Les menhirs ont un cœur de pierre.
Anatole Le Braz.
Priorité donc à Anatole Le
Braz, grand écrivain régionaliste s'il en fut, qui naquit le 2 Avril
1859 dans la maison qui abrite aujourd'hui la Poste. Une plaque
commémore l'événement : "Ici naquit Anatole Le Braz, l'Orphée breton,
qui ne voulut aimer et chanter que la Bretagne". Fils d'instituteur,
petit-fils de sabotier, Le Braz fut veillé en son berceau, dit Le
Scouézec, par "les Dieux de la Préhistoire derrière leur masque de
pierre... et par l'Ankou, Dieu des formes et des métamorphoses qui lui
confia une mission d'espérance". Dès l'âge de deux ans, Le Braz, "fils
des monts adopté par la mer", quitta Saint Servais, mais ses parents
avaient aimé le village et il y revint souvent. Pénétré de sa vocation
dès l'âge de dix-sept ans, il tint à faire un pèlerinage à sa maison
natale. A la fin de sa vie il dicta à Charles Chassé les souvenirs que
sa mère lui avait contés et que je lus au micro lors des cérémonies du
centenaire de l'écrivain. Les Cahiers de l'Iroise, 2-1960, les ont
intégralement reproduits. "Ce pays de Saint Servais, disait-il, était
la barbarie même, d'une « primitivité » délicieuse... Ma mère avait
apporté un moulin à café. Le dimanche, les gens du pays venaient voir
tourner le moulin, mais aucun ne voulait boire ce breuvage
diabolique... On offrait à mes parents des quartiers de bêtes... Mon
père fut le dieu de ce pays. Il y eut une épidémie de choléra ; mon
père fut médecin et fossoyeur... En excellents termes avec le curé
Beaudoin qui était à demi païen, il avait avec lui de longues
conversations... Comme les enfants grecs j'ai bu du lait de chèvre"...
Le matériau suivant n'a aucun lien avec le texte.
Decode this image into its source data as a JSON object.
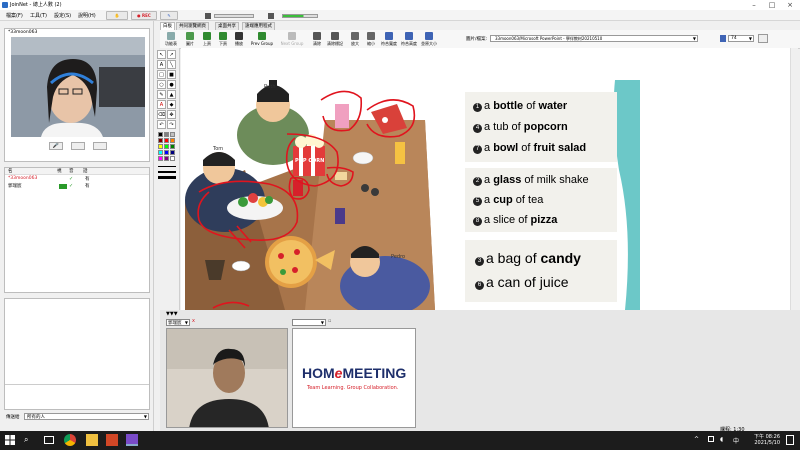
{
  "window": {
    "title": "JoinNet - 總上人數 (2)"
  },
  "menu": {
    "items": [
      "檔案(F)",
      "工具(T)",
      "設定(S)",
      "說明(H)"
    ],
    "rec_label": "● REC"
  },
  "self_video": {
    "name": "*33moon063"
  },
  "participants": {
    "headers": [
      "名",
      "視",
      "音",
      "話"
    ],
    "rows": [
      {
        "name": "*33moon063",
        "check": "✓",
        "status": "有"
      },
      {
        "name": "郭瑞宸",
        "check": "✓",
        "status": "有"
      }
    ]
  },
  "chat": {
    "send_to_label": "傳送給",
    "send_to_value": "所有的人"
  },
  "tabs": [
    "白板",
    "共同瀏覽網頁",
    "桌面共享",
    "遠端應用程式"
  ],
  "toolbar": {
    "tools": [
      "功能表",
      "圖片",
      "上頁",
      "下頁",
      "播放",
      "Prev Group",
      "Next Group",
      "清除",
      "清除標記",
      "放大",
      "縮小",
      "符合寬度",
      "符合高度",
      "並原大小"
    ],
    "file_label": "圖片/檔案:",
    "file_value": "33moon063/Microsoft PowerPoint - 學伴教材20210510",
    "page_value": "74"
  },
  "slide": {
    "labels": {
      "ruth": "Ruth",
      "tom": "Tom",
      "pedro": "Pedro",
      "popcorn_sign": "POP CORN"
    },
    "group1": [
      {
        "n": "1",
        "pre": "a ",
        "bold": "bottle",
        "mid": " of ",
        "bold2": "water"
      },
      {
        "n": "4",
        "pre": "a tub of ",
        "bold": "popcorn",
        "mid": "",
        "bold2": ""
      },
      {
        "n": "7",
        "pre": "a ",
        "bold": "bowl",
        "mid": " of ",
        "bold2": "fruit salad"
      }
    ],
    "group2": [
      {
        "n": "2",
        "pre": "a ",
        "bold": "glass",
        "mid": " of milk shake",
        "bold2": ""
      },
      {
        "n": "5",
        "pre": "a ",
        "bold": "cup",
        "mid": " of tea",
        "bold2": ""
      },
      {
        "n": "8",
        "pre": "a slice of ",
        "bold": "pizza",
        "mid": "",
        "bold2": ""
      }
    ],
    "group3": [
      {
        "n": "3",
        "pre": "a bag of ",
        "bold": "candy",
        "mid": "",
        "bold2": ""
      },
      {
        "n": "6",
        "pre": "a can of juice",
        "bold": "",
        "mid": "",
        "bold2": ""
      }
    ]
  },
  "remote_video": {
    "name": "郭瑞宸",
    "mic_flag": "x"
  },
  "brand": {
    "name_left": "HOM",
    "name_e": "e",
    "name_right": "MEETING",
    "tagline": "Team Learning. Group Collaboration."
  },
  "taskbar": {
    "status": "課程: 1:30",
    "time": "下午 08:26",
    "date": "2021/5/10",
    "lang": "中"
  },
  "colors": {
    "accent": "#d6202a",
    "brand_blue": "#1e2f6b",
    "ink_red": "#e0141e"
  }
}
Brillant élève du Lycée de Saint Brieuc, même en gymnastique, puni
docteur-ès-lettres, Le Braz fut professeur à de Lettres de Rennes.
Il a laissé une œuvre vaste et talentueuse, entièrement inspirée par la
Bretagne, comprenant des romans et contes tels que Le Gardien du Feu,
Contes du Soleil et de la Brume ; des poèmes, dont Tryphina Keranglas ;
des ouvrages folkloriques parmi lesquels Le pays des Pardons, le
Théâtre celtique, Les Légendes de la Mort chez les Bretons Armoricains.
Selon J.A. Le Gall, à qui nous laissons la responsabilité de son
jugement abrupt : "Le Braz, comme la plupart des écrivains bretons,
s'avéra incapable d'inventer, mais extraordinairement habile à
composer, c'est-à-dire à mettre ensemble, en ordre et en forme, des
éléments épars de la réalité"... Il fut un créateur d'images, bien que
certains auteurs bretons contemporains, qui sont loin d'avoir fait
mieux, croient devoir ridiculiser ses poèmes.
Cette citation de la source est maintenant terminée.